A new online library that digitizes selected holdings from more than 30 institutions around the world, including the Yale University library, officially launched Tuesday in a Paris ceremony.

The World Digital Library assembles a collection of materials — including manuscripts, maps and rare books, among others — into an online database and makes them available free of charge to any Internet user. The Library of Congress developed the WDL in cooperation with 33 institutions and sponsorship from several major private U.S. corporations.

“One of the Library’s highest priorities is to support and promote Yale as a truly global university,” Associate University Librarian for Collections and International Programs Ann Okerson said in a statement. “The World Digital Library will not only open many of our collections to the world, but will also support teaching and scholarship at Yale in area studies, languages and world cultures.”

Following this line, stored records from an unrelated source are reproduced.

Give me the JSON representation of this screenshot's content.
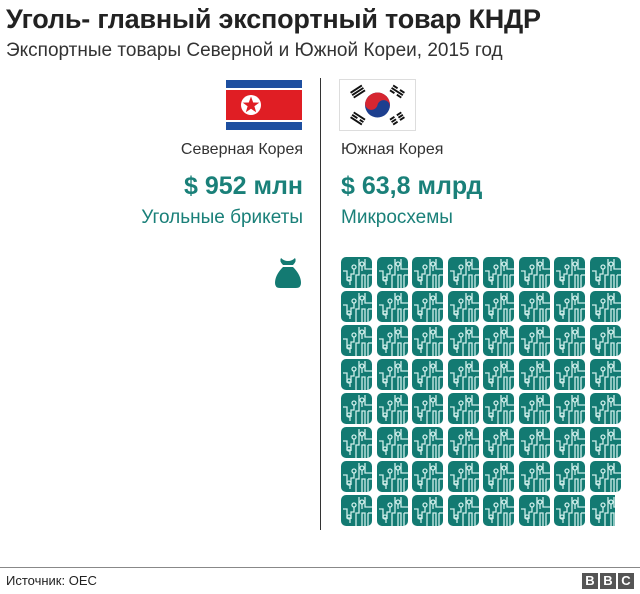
{
  "header": {
    "title": "Уголь- главный экспортный товар КНДР",
    "subtitle": "Экспортные товары Северной и Южной Кореи, 2015 год"
  },
  "left": {
    "country": "Северная Корея",
    "value": "$ 952 млн",
    "product": "Угольные брикеты",
    "icon": "money-sack-icon",
    "icon_count": 1
  },
  "right": {
    "country": "Южная Корея",
    "value": "$ 63,8 млрд",
    "product": "Микросхемы",
    "icon": "microchip-icon",
    "icon_count": 63.8
  },
  "colors": {
    "accent": "#1a8079",
    "icon_fill": "#137a72",
    "icon_trace": "#cfeeea",
    "nk_blue": "#1e4fa0",
    "nk_red": "#e01e24",
    "sk_red": "#d62631",
    "sk_blue": "#1d3f8f"
  },
  "footer": {
    "source": "Источник: OEC",
    "logo": [
      "B",
      "B",
      "C"
    ]
  },
  "chart_data": {
    "type": "pictogram",
    "title": "Уголь- главный экспортный товар КНДР",
    "subtitle": "Экспортные товары Северной и Южной Кореи, 2015 год",
    "unit": "1 icon = $1 млрд",
    "categories": [
      "Северная Корея",
      "Южная Корея"
    ],
    "products": [
      "Угольные брикеты",
      "Микросхемы"
    ],
    "values_usd_billion": [
      0.952,
      63.8
    ],
    "labels": [
      "$ 952 млн",
      "$ 63,8 млрд"
    ],
    "grid": {
      "columns": 8,
      "rows": 8
    },
    "source": "OEC"
  }
}
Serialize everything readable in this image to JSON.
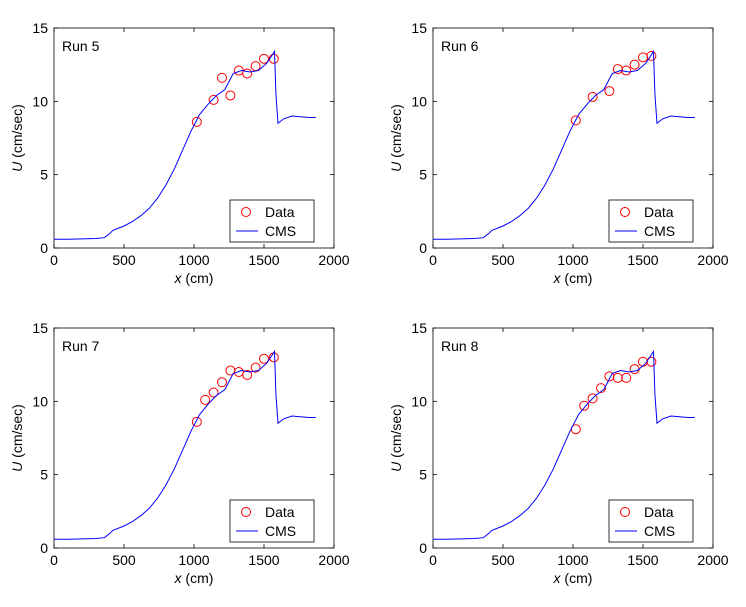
{
  "figure": {
    "colors": {
      "data": "#ff0000",
      "cms": "#0000ff",
      "axes": "#000000"
    }
  },
  "chart_data": [
    {
      "type": "line",
      "title": "Run 5",
      "xlabel_var": "x",
      "xlabel_unit": " (cm)",
      "ylabel_var": "U",
      "ylabel_unit": " (cm/sec)",
      "xlim": [
        0,
        2000
      ],
      "ylim": [
        0,
        15
      ],
      "xticks": [
        0,
        500,
        1000,
        1500,
        2000
      ],
      "yticks": [
        0,
        5,
        10,
        15
      ],
      "grid": false,
      "legend_position": "bottom-right",
      "series": [
        {
          "name": "Data",
          "kind": "scatter",
          "x": [
            1020,
            1140,
            1200,
            1260,
            1320,
            1380,
            1440,
            1500,
            1570
          ],
          "y": [
            8.6,
            10.1,
            11.6,
            10.4,
            12.1,
            11.9,
            12.4,
            12.9,
            12.9
          ]
        },
        {
          "name": "CMS",
          "kind": "line",
          "x": [
            0,
            100,
            200,
            300,
            360,
            400,
            420,
            500,
            560,
            620,
            680,
            740,
            800,
            860,
            920,
            980,
            1040,
            1100,
            1160,
            1220,
            1280,
            1340,
            1400,
            1460,
            1520,
            1575,
            1585,
            1600,
            1640,
            1700,
            1760,
            1820,
            1870
          ],
          "y": [
            0.6,
            0.6,
            0.62,
            0.65,
            0.7,
            1.0,
            1.2,
            1.5,
            1.8,
            2.2,
            2.7,
            3.4,
            4.3,
            5.4,
            6.7,
            8.0,
            9.1,
            9.8,
            10.4,
            10.8,
            11.9,
            12.1,
            12.0,
            12.1,
            12.6,
            13.4,
            10.5,
            8.5,
            8.8,
            9.0,
            8.95,
            8.9,
            8.9
          ]
        }
      ]
    },
    {
      "type": "line",
      "title": "Run 6",
      "xlabel_var": "x",
      "xlabel_unit": " (cm)",
      "ylabel_var": "U",
      "ylabel_unit": " (cm/sec)",
      "xlim": [
        0,
        2000
      ],
      "ylim": [
        0,
        15
      ],
      "xticks": [
        0,
        500,
        1000,
        1500,
        2000
      ],
      "yticks": [
        0,
        5,
        10,
        15
      ],
      "grid": false,
      "legend_position": "bottom-right",
      "series": [
        {
          "name": "Data",
          "kind": "scatter",
          "x": [
            1020,
            1140,
            1260,
            1320,
            1380,
            1440,
            1500,
            1560
          ],
          "y": [
            8.7,
            10.3,
            10.7,
            12.2,
            12.1,
            12.5,
            13.0,
            13.1
          ]
        },
        {
          "name": "CMS",
          "kind": "line",
          "x": [
            0,
            100,
            200,
            300,
            360,
            400,
            420,
            500,
            560,
            620,
            680,
            740,
            800,
            860,
            920,
            980,
            1040,
            1100,
            1160,
            1220,
            1280,
            1340,
            1400,
            1460,
            1520,
            1575,
            1585,
            1600,
            1640,
            1700,
            1760,
            1820,
            1870
          ],
          "y": [
            0.6,
            0.6,
            0.62,
            0.65,
            0.7,
            1.0,
            1.2,
            1.5,
            1.8,
            2.2,
            2.7,
            3.4,
            4.3,
            5.4,
            6.7,
            8.0,
            9.1,
            9.8,
            10.4,
            10.8,
            11.9,
            12.1,
            12.0,
            12.1,
            12.6,
            13.4,
            10.5,
            8.5,
            8.8,
            9.0,
            8.95,
            8.9,
            8.9
          ]
        }
      ]
    },
    {
      "type": "line",
      "title": "Run 7",
      "xlabel_var": "x",
      "xlabel_unit": " (cm)",
      "ylabel_var": "U",
      "ylabel_unit": " (cm/sec)",
      "xlim": [
        0,
        2000
      ],
      "ylim": [
        0,
        15
      ],
      "xticks": [
        0,
        500,
        1000,
        1500,
        2000
      ],
      "yticks": [
        0,
        5,
        10,
        15
      ],
      "grid": false,
      "legend_position": "bottom-right",
      "series": [
        {
          "name": "Data",
          "kind": "scatter",
          "x": [
            1020,
            1080,
            1140,
            1200,
            1260,
            1320,
            1380,
            1440,
            1500,
            1570
          ],
          "y": [
            8.6,
            10.1,
            10.6,
            11.3,
            12.1,
            12.0,
            11.8,
            12.3,
            12.9,
            13.0
          ]
        },
        {
          "name": "CMS",
          "kind": "line",
          "x": [
            0,
            100,
            200,
            300,
            360,
            400,
            420,
            500,
            560,
            620,
            680,
            740,
            800,
            860,
            920,
            980,
            1040,
            1100,
            1160,
            1220,
            1280,
            1340,
            1400,
            1460,
            1520,
            1575,
            1585,
            1600,
            1640,
            1700,
            1760,
            1820,
            1870
          ],
          "y": [
            0.6,
            0.6,
            0.62,
            0.65,
            0.7,
            1.0,
            1.2,
            1.5,
            1.8,
            2.2,
            2.7,
            3.4,
            4.3,
            5.4,
            6.7,
            8.0,
            9.1,
            9.8,
            10.4,
            10.8,
            11.9,
            12.1,
            12.0,
            12.1,
            12.6,
            13.4,
            10.5,
            8.5,
            8.8,
            9.0,
            8.95,
            8.9,
            8.9
          ]
        }
      ]
    },
    {
      "type": "line",
      "title": "Run 8",
      "xlabel_var": "x",
      "xlabel_unit": " (cm)",
      "ylabel_var": "U",
      "ylabel_unit": " (cm/sec)",
      "xlim": [
        0,
        2000
      ],
      "ylim": [
        0,
        15
      ],
      "xticks": [
        0,
        500,
        1000,
        1500,
        2000
      ],
      "yticks": [
        0,
        5,
        10,
        15
      ],
      "grid": false,
      "legend_position": "bottom-right",
      "series": [
        {
          "name": "Data",
          "kind": "scatter",
          "x": [
            1020,
            1080,
            1140,
            1200,
            1260,
            1320,
            1380,
            1440,
            1500,
            1560
          ],
          "y": [
            8.1,
            9.7,
            10.2,
            10.9,
            11.7,
            11.6,
            11.6,
            12.2,
            12.7,
            12.7
          ]
        },
        {
          "name": "CMS",
          "kind": "line",
          "x": [
            0,
            100,
            200,
            300,
            360,
            400,
            420,
            500,
            560,
            620,
            680,
            740,
            800,
            860,
            920,
            980,
            1040,
            1100,
            1160,
            1220,
            1280,
            1340,
            1400,
            1460,
            1520,
            1575,
            1585,
            1600,
            1640,
            1700,
            1760,
            1820,
            1870
          ],
          "y": [
            0.6,
            0.6,
            0.62,
            0.65,
            0.7,
            1.0,
            1.2,
            1.5,
            1.8,
            2.2,
            2.7,
            3.4,
            4.3,
            5.4,
            6.7,
            8.0,
            9.1,
            9.8,
            10.4,
            10.8,
            11.9,
            12.1,
            12.0,
            12.1,
            12.6,
            13.4,
            10.5,
            8.5,
            8.8,
            9.0,
            8.95,
            8.9,
            8.9
          ]
        }
      ]
    }
  ]
}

The WDL can accommodate an unlimited number of entries across all disciplines. The site displays each entry with a video explanation of the item, provided by a representative of the institution that contributed the item.

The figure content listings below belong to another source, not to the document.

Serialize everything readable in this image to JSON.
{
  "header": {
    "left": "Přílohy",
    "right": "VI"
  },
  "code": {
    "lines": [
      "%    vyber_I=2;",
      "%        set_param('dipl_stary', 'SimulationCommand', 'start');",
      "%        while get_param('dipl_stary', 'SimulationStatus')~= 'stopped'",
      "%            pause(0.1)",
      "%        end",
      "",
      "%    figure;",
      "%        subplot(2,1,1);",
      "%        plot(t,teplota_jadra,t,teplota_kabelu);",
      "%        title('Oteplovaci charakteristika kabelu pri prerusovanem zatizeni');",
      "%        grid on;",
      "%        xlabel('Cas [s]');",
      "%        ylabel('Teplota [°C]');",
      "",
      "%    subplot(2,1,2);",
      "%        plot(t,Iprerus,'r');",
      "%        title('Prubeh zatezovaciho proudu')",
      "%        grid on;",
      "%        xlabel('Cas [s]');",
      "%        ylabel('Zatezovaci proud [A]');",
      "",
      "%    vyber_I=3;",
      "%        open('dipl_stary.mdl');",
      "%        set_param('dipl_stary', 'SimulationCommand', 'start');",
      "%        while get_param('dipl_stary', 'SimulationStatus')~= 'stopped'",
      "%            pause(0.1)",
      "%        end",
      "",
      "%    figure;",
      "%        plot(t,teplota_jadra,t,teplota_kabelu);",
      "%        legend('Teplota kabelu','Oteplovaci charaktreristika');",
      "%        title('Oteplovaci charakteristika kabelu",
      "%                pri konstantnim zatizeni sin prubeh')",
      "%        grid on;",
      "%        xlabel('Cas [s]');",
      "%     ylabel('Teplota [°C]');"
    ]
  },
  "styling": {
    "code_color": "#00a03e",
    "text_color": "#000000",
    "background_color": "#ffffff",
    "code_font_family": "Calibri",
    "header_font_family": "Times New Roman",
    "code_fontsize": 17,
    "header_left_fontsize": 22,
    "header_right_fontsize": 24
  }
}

So far, Yale has uploaded 27 items from collections unique to the University. The contribution includes 22 pencil drawings of Amistad slave ship prisoners, a primer in Arabic calligraphy and a journal kept by a member of Ferdinand Magellan’s 1522 circumnavigation of the globe.

“We will certainly be adding more content,” Library Communications Coordinator Geoffrey Little said. “We could have a large amount of material coming from all libraries, Yale University Art Gallery, the Yale Center for British Art.”

Okerson, who was in Paris for the launch ceremony, declined to comment on Tuesday afternoon.

According to the WDL’s Web site, the collection aims to “build capacity in partner institutions to narrow the digital divide within and between countries.”

At launch, World Digital Library contained about 1,200 documents in Arabic, Chinese, English, French, Portuguese, Russian and Spanish. Little said the number of entries is expected to increase exponentially as more institutions join and current contributors digitize more archives.

The Library of Congress, Brown University Library, John Carter Brown Library and Yale University Library are the only four North American institutions participating in this project.